GOP Debate: Five Takeaways
The battle for the Republican nomination came into sharper focus last night, as eight candidates took the stage at the Ronald Reagan Presidential Library in Simi Valley, California. Moderators Brian Williams of NBC and Politico’s John Harris asked far more pointed questions than their counterparts did at the previous two debates. Here, five takeaways:
1. Mitt Romney knows how to land a punch: The contest has narrowed down to a clash between Mitt Romney and Rick Perry, and the debate reflected that; their exchanges were the liveliest of the night. Romney signaled that his gliding-above-the-fray days are long gone over as he hammered Perry for, among other things, his (needlessly) extreme position on Social Security. “In the book Fed Up! you say by any measure Social Security is a failure,” he said. “You can’t say that to tens of millions of Americans who live on Social Security and those who have lived on it. Our nominee has to be someone who isn’t committed to abolishing Social Security but is committed to saving Social Security.” It’s clear from last night that Romney will seek to make Perry’s great strength –his popularity with the red-meat-eating base – into his greatest liability, by pounding away at the idea that the Texan is unelectable.
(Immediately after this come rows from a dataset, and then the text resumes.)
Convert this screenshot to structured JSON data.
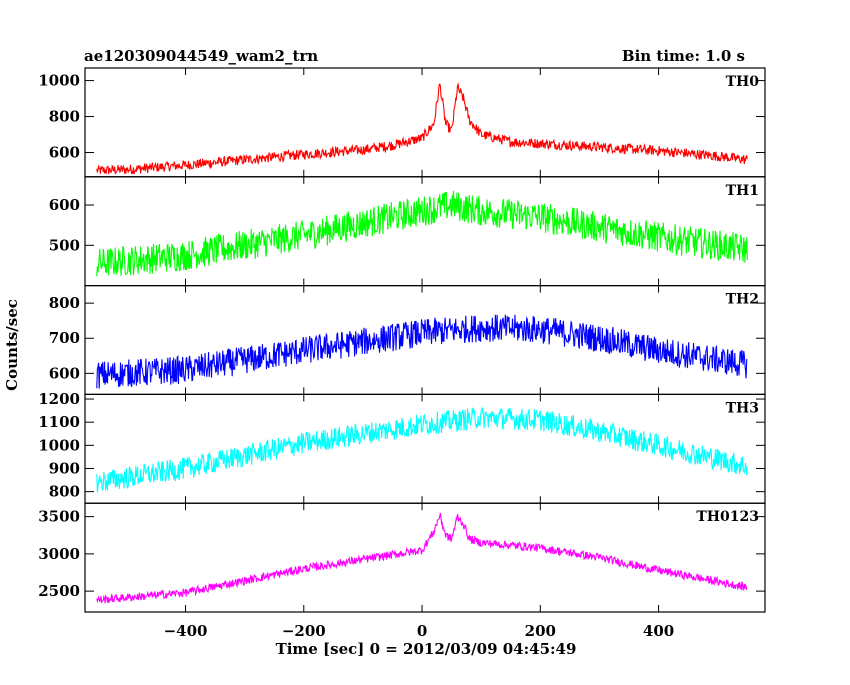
{
  "header": {
    "file_title": "ae120309044549_wam2_trn",
    "bin_time": "Bin time: 1.0 s"
  },
  "chart_data": {
    "type": "line",
    "title": "ae120309044549_wam2_trn",
    "subtitle": "Bin time: 1.0 s",
    "xlabel": "Time [sec] 0 = 2012/03/09 04:45:49",
    "ylabel": "Counts/sec",
    "xlim": [
      -570,
      580
    ],
    "xticks": [
      -400,
      -200,
      0,
      200,
      400
    ],
    "xtick_labels": [
      "−400",
      "−200",
      "0",
      "200",
      "400"
    ],
    "panels": [
      {
        "name": "TH0",
        "color": "#ff0000",
        "ylim": [
          465,
          1070
        ],
        "yticks": [
          600,
          800,
          1000
        ],
        "x": [
          -550,
          -500,
          -400,
          -300,
          -200,
          -100,
          -50,
          0,
          20,
          30,
          40,
          50,
          60,
          70,
          80,
          100,
          150,
          200,
          300,
          400,
          500,
          550
        ],
        "y": [
          500,
          505,
          530,
          560,
          590,
          615,
          640,
          680,
          760,
          980,
          760,
          720,
          960,
          900,
          780,
          700,
          660,
          650,
          630,
          610,
          580,
          560
        ],
        "noise": 28
      },
      {
        "name": "TH1",
        "color": "#00ff00",
        "ylim": [
          400,
          670
        ],
        "yticks": [
          500,
          600
        ],
        "x": [
          -550,
          -400,
          -200,
          0,
          50,
          100,
          200,
          300,
          400,
          550
        ],
        "y": [
          455,
          475,
          525,
          585,
          600,
          585,
          570,
          545,
          520,
          490
        ],
        "noise": 38
      },
      {
        "name": "TH2",
        "color": "#0000ff",
        "ylim": [
          540,
          850
        ],
        "yticks": [
          600,
          700,
          800
        ],
        "x": [
          -550,
          -400,
          -200,
          0,
          100,
          200,
          300,
          400,
          550
        ],
        "y": [
          595,
          610,
          665,
          715,
          730,
          725,
          700,
          665,
          625
        ],
        "noise": 40
      },
      {
        "name": "TH3",
        "color": "#00ffff",
        "ylim": [
          750,
          1220
        ],
        "yticks": [
          800,
          900,
          1000,
          1100,
          1200
        ],
        "x": [
          -550,
          -400,
          -200,
          0,
          100,
          200,
          300,
          400,
          550
        ],
        "y": [
          840,
          900,
          1010,
          1090,
          1120,
          1110,
          1060,
          1000,
          910
        ],
        "noise": 48
      },
      {
        "name": "TH0123",
        "color": "#ff00ff",
        "ylim": [
          2220,
          3680
        ],
        "yticks": [
          2500,
          3000,
          3500
        ],
        "x": [
          -550,
          -400,
          -200,
          0,
          20,
          30,
          40,
          50,
          60,
          70,
          80,
          100,
          200,
          300,
          400,
          550
        ],
        "y": [
          2380,
          2480,
          2800,
          3050,
          3300,
          3520,
          3250,
          3200,
          3500,
          3400,
          3200,
          3150,
          3080,
          2950,
          2780,
          2550
        ],
        "noise": 55
      }
    ]
  }
}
2. Rick Perry wont’ back down: Not only did Perry defend his position on Social Security against Rommey’s attacks; he doubled down on it, calling the program a “monstrous lie” and a “Ponzi scheme.” “Maybe it’s time to have some provocative language in this country,” said Perry. And indeed, that’s what the Texas governor brings to the primary race. Rather than backing away from controversial positions – the 2007 executive order mandating that young girls receive the HPV vaccine, for instance – Perry stood tall, looking directly into the camera and defending himself aggressively. Even when pressed by the moderators on his climate change skepticism, Perry stuck to his view that global warming is not necessarily man-made. “The science is not settled on this,” he said, inaccurately.
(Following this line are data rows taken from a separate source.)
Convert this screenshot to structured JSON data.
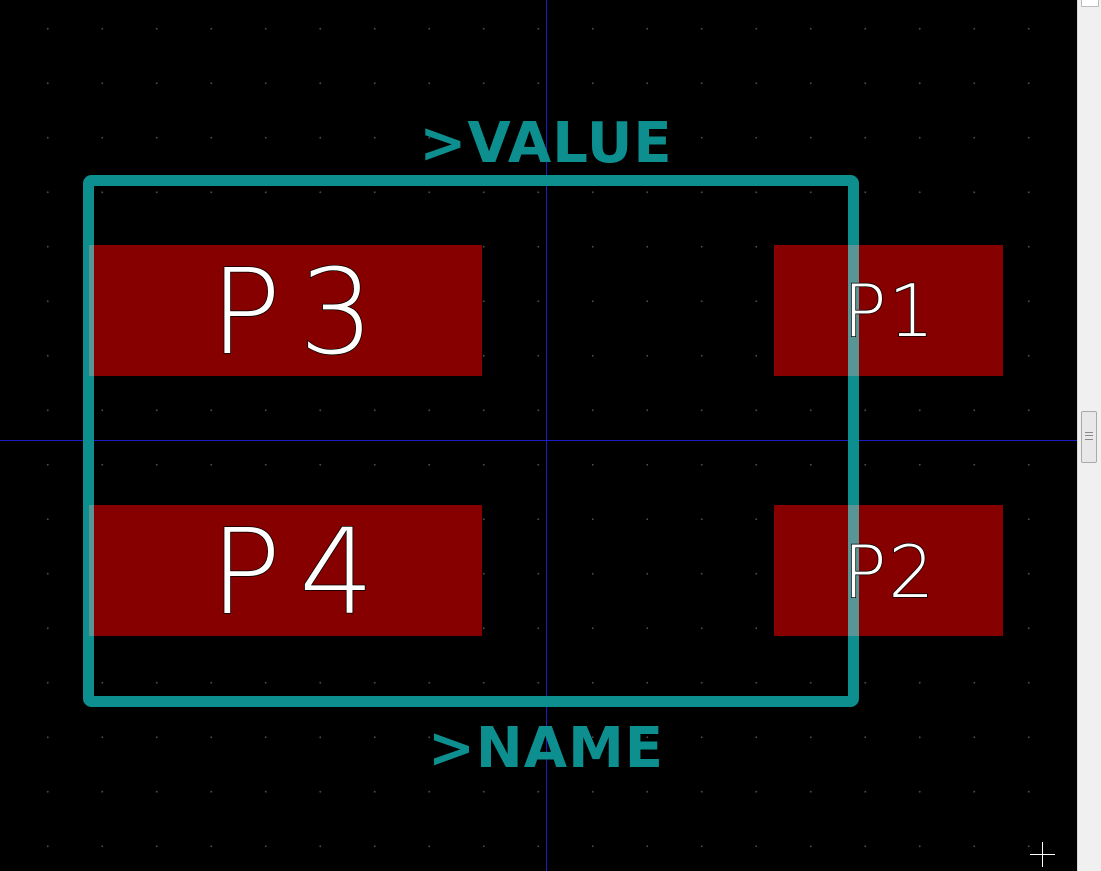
{
  "editor": {
    "background_color": "#000000",
    "grid_color": "#4a4a4a",
    "axis_color": "#1c1cc8"
  },
  "footprint": {
    "value_label": ">VALUE",
    "name_label": ">NAME",
    "courtyard_color": "#0d8f8f",
    "pad_color": "#870000",
    "pads": [
      {
        "name": "P3"
      },
      {
        "name": "P4"
      },
      {
        "name": "P1"
      },
      {
        "name": "P2"
      }
    ]
  },
  "cursor": {
    "icon": "crosshair-cursor-icon"
  },
  "scrollbar": {
    "thumb_icon": "grip-lines-icon"
  }
}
3. Jon Huntsman’s decency-and-sanity approach continues to impress even as it does him no good: The former governor of Utah and Ambassador to China continues to poll at around the same vanishing level as Rick Santorum and Newt Gingrich, but through a combination of evident sanity, intelligence and great hair, he acquitted himself with aplomb and remains a media darling. Huntsman fielded questions like a top-tier candidate, positioning himself as the most rational human on the stage (no great feat, but still). He showed himself willing to buck the party line on issues like immigration and climate change as well (he finds it significant that 98 percent of scientists believe that global warming is real and caused by human activity).
4. Michele Bachmann’s run is effectively over: How far we’ve come since the Minnesota congresswoman impressed during June’s New Hampshire debate. Last night, however, she received noticeably fewer questions than Romney and Perry, and appeared in over her head. While Williams and Harris’ questions pushed other candidates beyond their usual talking points, Bachmann delivered more of the same: saying the E.P.A. has a “political agenda instead of a scientific agenda;” calling Obama a “one-term president” and slamming “Obamacare;” and, of course, waving around her five biological and 23 foster children. Since her victory at the Ames straw poll in August, Bachmann has lost momentum and supporters to the late-announcing Rick Perry. Hard to see her coming back, however long she stays in the race.
6. Newt Gingrich continues to puzzle: He was at his Newt-iest last night. He lost no time in declaring himself “frankly not interested in [the moderators’] effort to get Republicans fighting with each other,” vowing to “repudiate” any new outlets that did so. “Everyone up here is against Obamacare,” said Gingrich, adding that the eight candidates were “a team” dedicated to “defeating Obama.” Unfortunately for Gingrich, the main purpose of the debate is to pit the candidates against one another, the better to clarify the choices before GOP primary voters. In any event, Gingrich’s strategy, whatever it might be, is not exactly working for him.